Wednesday, May 22, 2013

Damn Potato Chips

I was at the store the other day and saw something that made my heart break.

There was a woman. She was about 5'9" and maybe 350lbs. This isn't what made me sad though, it's what I saw next. 

This woman pushed her cart along and at the end cap of the isle she just had walked by, there were a bunch of potato chips on sale. She went from walking resolutely, to an immediate stop. So immediate it made me pay attention to her. It made me wonder what was wrong.

Then with a big inhale, her hands went to her hips. There was an even bigger exhalation as she looked up to the ceiling. The woman's head dropped and her shoulders slouched dramatically. Then she turned to face the wall of chips. 

This woman reached out her hand with a physical emotion of disgust, and then literally threw a bag of chips into her cart. In anger, she walked away.

Standing there, I wanted to cry. 
I know that feeling. I know that surrender. 
I know that fading resolution.

Just a few days later I had my own experience...

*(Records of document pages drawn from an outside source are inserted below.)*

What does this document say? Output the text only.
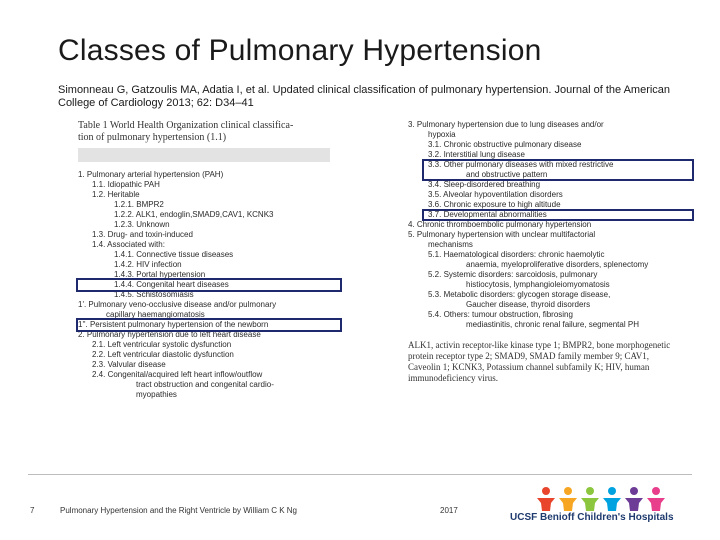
Classes of Pulmonary Hypertension
Simonneau G, Gatzoulis MA, Adatia I, et al. Updated clinical classification of pulmonary hypertension. Journal of the American College of Cardiology 2013; 62: D34–41
Table 1 World Health Organization clinical classifica-
tion of pulmonary hypertension (1.1)
1. Pulmonary arterial hypertension (PAH)
1.1. Idiopathic PAH
1.2. Heritable
1.2.1. BMPR2
1.2.2. ALK1, endoglin,SMAD9,CAV1, KCNK3
1.2.3. Unknown
1.3. Drug- and toxin-induced
1.4. Associated with:
1.4.1. Connective tissue diseases
1.4.2. HIV infection
1.4.3. Portal hypertension
1.4.4. Congenital heart diseases
1.4.5. Schistosomiasis
1'. Pulmonary veno-occlusive disease and/or pulmonary
capillary haemangiomatosis
1''. Persistent pulmonary hypertension of the newborn
2. Pulmonary hypertension due to left heart disease
2.1. Left ventricular systolic dysfunction
2.2. Left ventricular diastolic dysfunction
2.3. Valvular disease
2.4. Congenital/acquired left heart inflow/outflow
tract obstruction and congenital cardio-
myopathies
3. Pulmonary hypertension due to lung diseases and/or
hypoxia
3.1. Chronic obstructive pulmonary disease
3.2. Interstitial lung disease
3.3. Other pulmonary diseases with mixed restrictive
and obstructive pattern
3.4. Sleep-disordered breathing
3.5. Alveolar hypoventilation disorders
3.6. Chronic exposure to high altitude
3.7. Developmental abnormalities
4. Chronic thromboembolic pulmonary hypertension
5. Pulmonary hypertension with unclear multifactorial
mechanisms
5.1. Haematological disorders: chronic haemolytic
anaemia, myeloproliferative disorders, splenectomy
5.2. Systemic disorders: sarcoidosis, pulmonary
histiocytosis, lymphangioleiomyomatosis
5.3. Metabolic disorders: glycogen storage disease,
Gaucher disease, thyroid disorders
5.4. Others: tumour obstruction, fibrosing
mediastinitis, chronic renal failure, segmental PH
ALK1, activin receptor-like kinase type 1; BMPR2, bone morphogenetic protein receptor type 2; SMAD9, SMAD family member 9; CAV1, Caveolin 1; KCNK3, Potassium channel subfamily K; HIV, human immunodeficiency virus.
7	Pulmonary Hypertension and the Right Ventricle by William C K Ng	2017
UCSF Benioff Children's Hospitals
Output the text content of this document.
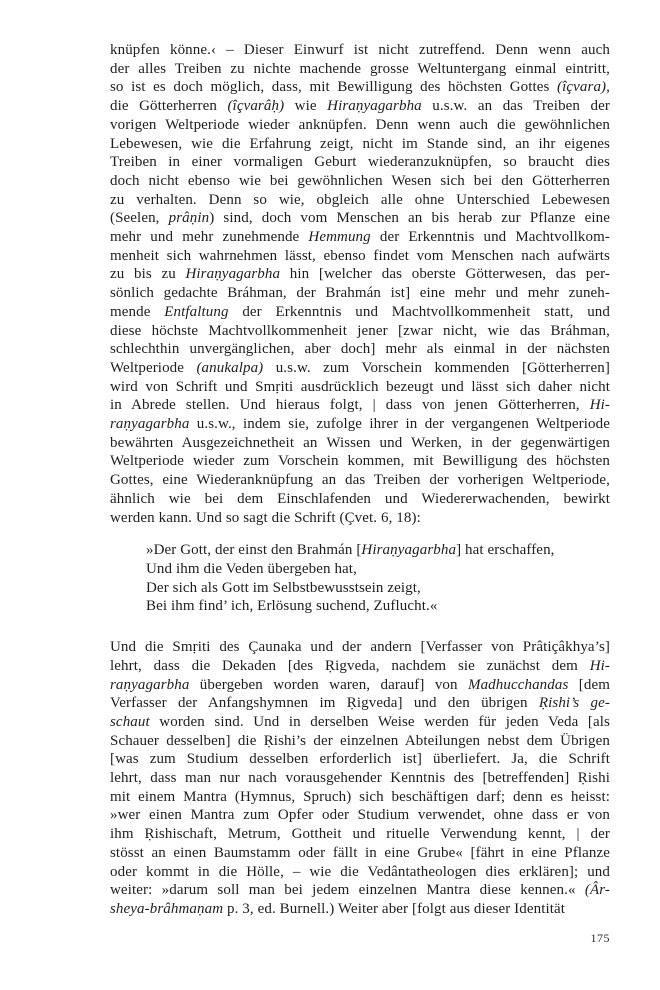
knüpfen könne.‹ – Dieser Einwurf ist nicht zutreffend. Denn wenn auch
der alles Treiben zu nichte machende grosse Weltuntergang einmal eintritt,
so ist es doch möglich, dass, mit Bewilligung des höchsten Gottes (îçvara),
die Götterherren (îçvarâḥ) wie Hiraṇyagarbha u.s.w. an das Treiben der
vorigen Weltperiode wieder anknüpfen. Denn wenn auch die gewöhnlichen
Lebewesen, wie die Erfahrung zeigt, nicht im Stande sind, an ihr eigenes
Treiben in einer vormaligen Geburt wiederanzuknüpfen, so braucht dies
doch nicht ebenso wie bei gewöhnlichen Wesen sich bei den Götterherren
zu verhalten. Denn so wie, obgleich alle ohne Unterschied Lebewesen
(Seelen, prâṇin) sind, doch vom Menschen an bis herab zur Pflanze eine
mehr und mehr zunehmende Hemmung der Erkenntnis und Machtvollkom-
menheit sich wahrnehmen lässt, ebenso findet vom Menschen nach aufwärts
zu bis zu Hiraṇyagarbha hin [welcher das oberste Götterwesen, das per-
sönlich gedachte Bráhman, der Brahmán ist] eine mehr und mehr zuneh-
mende Entfaltung der Erkenntnis und Machtvollkommenheit statt, und
diese höchste Machtvollkommenheit jener [zwar nicht, wie das Bráhman,
schlechthin unvergänglichen, aber doch] mehr als einmal in der nächsten
Weltperiode (anukalpa) u.s.w. zum Vorschein kommenden [Götterherren]
wird von Schrift und Smṛiti ausdrücklich bezeugt und lässt sich daher nicht
in Abrede stellen. Und hieraus folgt, | dass von jenen Götterherren, Hi-
raṇyagarbha u.s.w., indem sie, zufolge ihrer in der vergangenen Weltperiode
bewährten Ausgezeichnetheit an Wissen und Werken, in der gegenwärtigen
Weltperiode wieder zum Vorschein kommen, mit Bewilligung des höchsten
Gottes, eine Wiederanknüpfung an das Treiben der vorherigen Weltperiode,
ähnlich wie bei dem Einschlafenden und Wiedererwachenden, bewirkt
werden kann. Und so sagt die Schrift (Çvet. 6, 18):
»Der Gott, der einst den Brahmán [Hiraṇyagarbha] hat erschaffen,
Und ihm die Veden übergeben hat,
Der sich als Gott im Selbstbewusstsein zeigt,
Bei ihm find’ ich, Erlösung suchend, Zuflucht.«
Und die Smṛiti des Çaunaka und der andern [Verfasser von Prâtiçâkhya’s]
lehrt, dass die Dekaden [des Ṛigveda, nachdem sie zunächst dem Hi-
raṇyagarbha übergeben worden waren, darauf] von Madhucchandas [dem
Verfasser der Anfangshymnen im Ṛigveda] und den übrigen Ṛishi’s ge-
schaut worden sind. Und in derselben Weise werden für jeden Veda [als
Schauer desselben] die Ṛishi’s der einzelnen Abteilungen nebst dem Übrigen
[was zum Studium desselben erforderlich ist] überliefert. Ja, die Schrift
lehrt, dass man nur nach vorausgehender Kenntnis des [betreffenden] Ṛishi
mit einem Mantra (Hymnus, Spruch) sich beschäftigen darf; denn es heisst:
»wer einen Mantra zum Opfer oder Studium verwendet, ohne dass er von
ihm Ṛishischaft, Metrum, Gottheit und rituelle Verwendung kennt, | der
stösst an einen Baumstamm oder fällt in eine Grube« [fährt in eine Pflanze
oder kommt in die Hölle, – wie die Vedântatheologen dies erklären]; und
weiter: »darum soll man bei jedem einzelnen Mantra diese kennen.« (Âr-
sheya-brâhmaṇam p. 3, ed. Burnell.) Weiter aber [folgt aus dieser Identität
175
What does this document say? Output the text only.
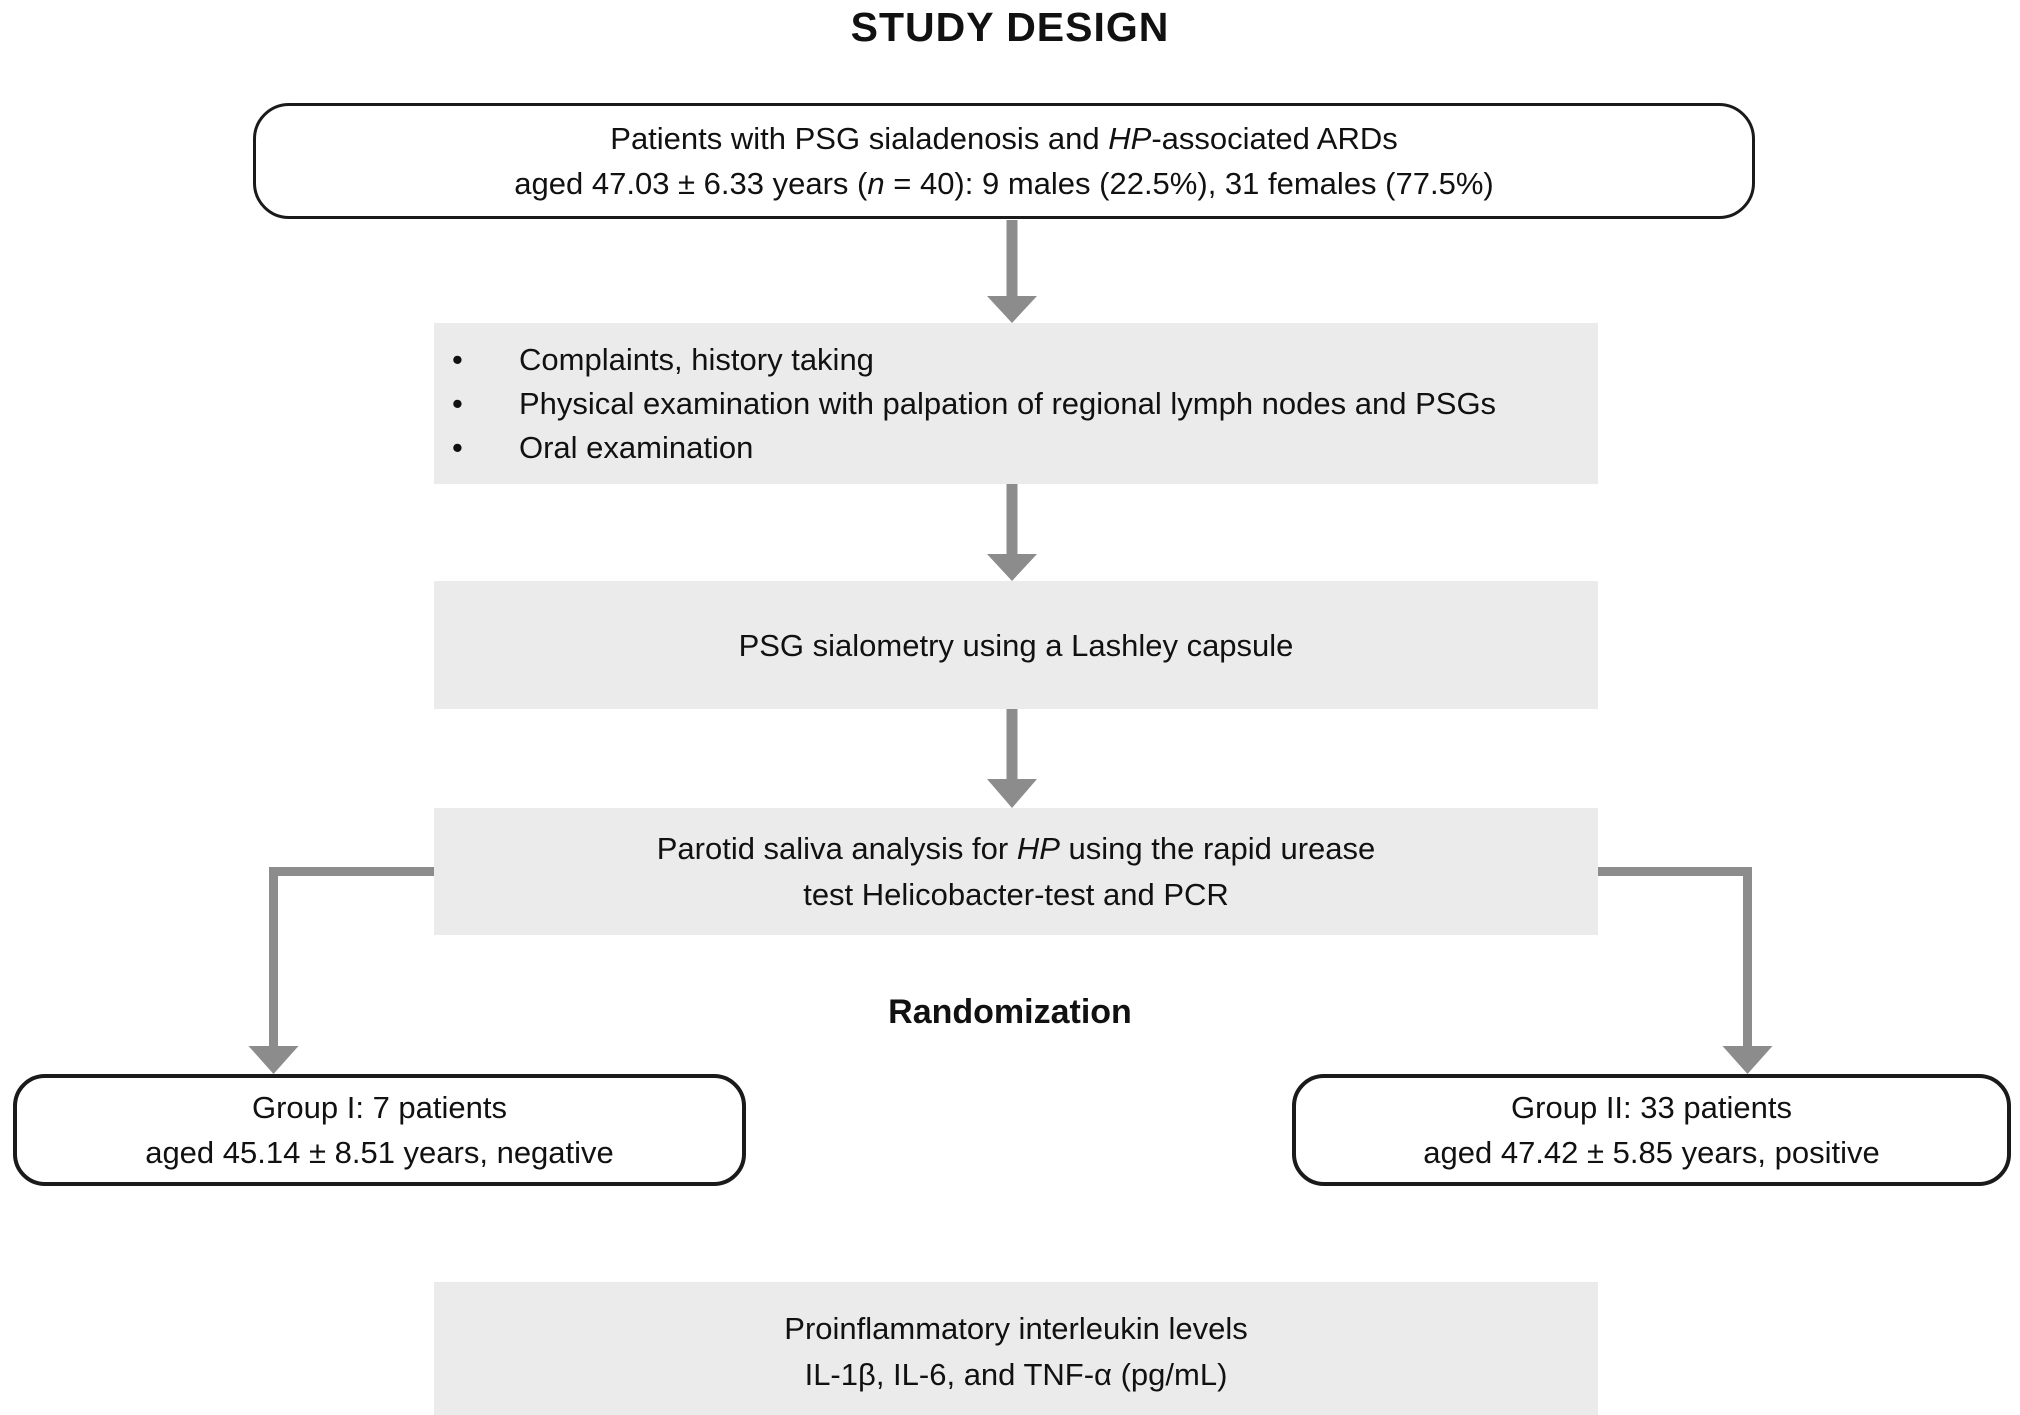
STUDY DESIGN
Patients with PSG sialadenosis and HP-associated ARDs
aged 47.03 ± 6.33 years (n = 40): 9 males (22.5%), 31 females (77.5%)
•	Complaints, history taking
•	Physical examination with palpation of regional lymph nodes and PSGs
•	Oral examination
PSG sialometry using a Lashley capsule
Parotid saliva analysis for HP using the rapid urease
test Helicobacter-test and PCR
Randomization
Group I: 7 patients
aged 45.14 ± 8.51 years, negative
Group II: 33 patients
aged 47.42 ± 5.85 years, positive
Proinflammatory interleukin levels
IL-1β, IL-6, and TNF-α (pg/mL)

There's something wrong about studying a nutrition book and simultaneous feeling a desire to have a danish and a soda. This is what I face though. 

I am an addict. In recovery for sure, but an addict nonetheless. 

In my college days of yesteryear, I was never studying without 32oz of some sort of beverage. If I had a pastry of some kind as well, then I was really on a roll. To me, this action meant I was hunkering down and studying hard.

How many years has it been since then? Oodles! Here I am, after all that time and I still fight these cravings. Now the difference is that I actually care about what I eat and drink. I am more present with my food choices.

Now I study to continue education and improve not just my health, but the health of others. But no sooner did I cracked open my book then did I want a stupid breaded and cream filled delight. Not just one either. It is literally on the level that I should probably have an addiction recovery sponsor to call - absolutely no joke.

I even just read, not many pages ago, that "Americans still drink nearly twice as many carbonated soft drinks per year as either water or milk." (Wardlaw, 6)

The biggest thing I have learned so far is that after all this time and  effort, I am still retraining my brain to a new appetite. My appetites are clearly a textbook "psychological drive to eat" and not an actual physical hunger. (Wardlaw, 7)

As I inhale and exhale, suddenly I wonder if I am slouching. But I am not. I have a choice. I always have and I always will. I do not have to relent to saturated fat, carbonation, and cream filling. 

In fact, I'm shutting down this computer and going for a jog with my little eleven month old buddy, who is currently playing peek-a-boo with the dogs.

Reference
Wardlaw, G.M. et al (2013). Contemporary Nutrition A Functional Approach. Third Edition. 6-7.